Following five consecutive days of protests, clashes with the police and escalating public unrest, this Friday evening, the Chilean Government invoked its State Security Law to face the chaos that a fare hike in the Santiago Metro produced.

Basically, it allows to prosecute and hold accountable those responsible of crimes against public order during riots and manifestations.

The Government also closed the entire Metro network, which spans 140 kilometers across seven lines.

This left hundreds of thousands of people relying on the flawed and highly critised bus system (Transantiago), taxis and apps to reach their destinations.

It is not clear when the service will resume. According to the secretary of Transport, Gloria Hutt, Metro is expected to be closed until “it is safe to operate again”.

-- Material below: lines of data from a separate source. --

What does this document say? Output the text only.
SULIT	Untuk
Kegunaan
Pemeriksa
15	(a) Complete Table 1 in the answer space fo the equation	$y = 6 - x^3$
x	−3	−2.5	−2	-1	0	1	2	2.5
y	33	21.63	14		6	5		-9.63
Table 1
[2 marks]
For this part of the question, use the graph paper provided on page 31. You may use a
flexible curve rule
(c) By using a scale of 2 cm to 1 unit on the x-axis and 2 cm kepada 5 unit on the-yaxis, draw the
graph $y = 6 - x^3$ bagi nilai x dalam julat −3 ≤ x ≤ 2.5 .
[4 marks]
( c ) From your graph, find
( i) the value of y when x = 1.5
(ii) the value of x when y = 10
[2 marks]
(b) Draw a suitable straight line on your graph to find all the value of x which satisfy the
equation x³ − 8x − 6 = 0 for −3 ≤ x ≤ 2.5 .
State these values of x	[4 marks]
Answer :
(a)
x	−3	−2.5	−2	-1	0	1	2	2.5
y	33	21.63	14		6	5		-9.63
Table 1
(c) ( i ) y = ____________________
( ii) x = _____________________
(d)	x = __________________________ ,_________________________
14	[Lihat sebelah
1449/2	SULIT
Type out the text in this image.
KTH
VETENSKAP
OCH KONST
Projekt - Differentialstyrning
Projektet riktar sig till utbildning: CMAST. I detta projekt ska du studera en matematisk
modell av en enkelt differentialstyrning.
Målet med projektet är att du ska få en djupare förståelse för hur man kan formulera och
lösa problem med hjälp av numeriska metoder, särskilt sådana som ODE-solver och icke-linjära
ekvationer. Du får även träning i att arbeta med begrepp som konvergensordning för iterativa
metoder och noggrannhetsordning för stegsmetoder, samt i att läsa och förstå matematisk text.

The decision shocked many, as Metro is rarely closed. It even operated on 28 February 2010, a day after central Chile was hit with an 8.8 magnitude quake.

Daily, around three millions passengers use Metro to go around the city, which accounts for roughly a third of the country’s population.

On Monday, high school students started calling for people to dodge paying fares. This incited uprisings as days went by and ended this Friday with major riots even in front of the presidential palace, La Moneda.

Nevertheless, no one has announced any plans to freeze the fares that, in rush hour, reached 830 pesos, around US$1,17.